Farhan kaget melihat adegan tersebut. Ia menepikan motornya dengan cepat dan segera menghentikannya. Pandangan matanya memperhatikan setiap gerak-gerik Faisal dan perempuan itu.

Farhan terdiam sejenak, berusaha tetap tenang meski saat melihat kakaknya tertawa-tawa dengan perempuan lain, rasa jengkel merayap di dadanya begitu saja.

Setelah sejenak berpikir, Farhan akhirnya turun dari motornya. Ia melangkah mendekati Faisal. “Ngapain Mas di sini?” tanyanya dengan nada sinis. Tatapan matanya yang tajam kemudian beralih pada perempuan yang duduk di sampingnya.

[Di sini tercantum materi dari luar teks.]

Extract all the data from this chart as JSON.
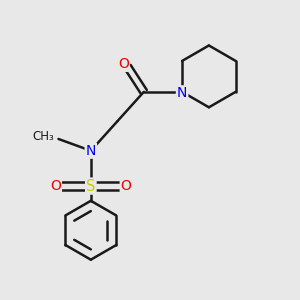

Faisal yang menyadari ditatap dengan pandangan curiga oleh adiknya, buru-buru menjelaskan. “Ini Bu Rahma, guru juga di tempat mas ngajar. Kami cuma rekan kerja.”

“Rekan kerja gak perlu ketawa-tawa bareng di depan warung kali, Mas,” ujar Farhan dengan nada sarkas.

Faisal merasa kesal mendengar komentar itu. “Kamu jangan salah paham! Aku sama Bu Rahma ketemu cuma kebetulan, jadi kami sedikit ngobrol, itu saja” Faisal membela diri.

Farhan menanggapinya dengan menyindir. “Oh, wajar kan kalau orang bisa salah paham? Tadi saja Mas Faisal nuduh aku naksir Mbak Alisha cuma gara-gara aku minta Mas Faisal nggak seenaknya.”

Faisal menahan geram mendengar respons Farhan, namun ia berusaha menahan diri karena merasa tidak enak pada Rahma yang masih ada di sana.

Farhan kemudian menoleh pada Rahma, “Maaf, Mbak, tapi saran saya, nggak usah terlalu dekat sama orang yang sudah beristri, bisa menimbulkan fitnah.”

Rahma tampak canggung dengan situasi yang memanas, lalu memutuskan untuk mengakhiri pertemuan itu. “Maaf, kalau gitu saya permisi dulu,” ucapnya sambil berdiri dan pergi dengan terburu-buru.

Setelah Rahma pergi, Faisal menoleh pada Farhan. Tanpa pikir panjang, ia mendorong bahu adiknya dengan kasar. “Maksud kamu apa? Sengaja kamu mau bikin aku malu?”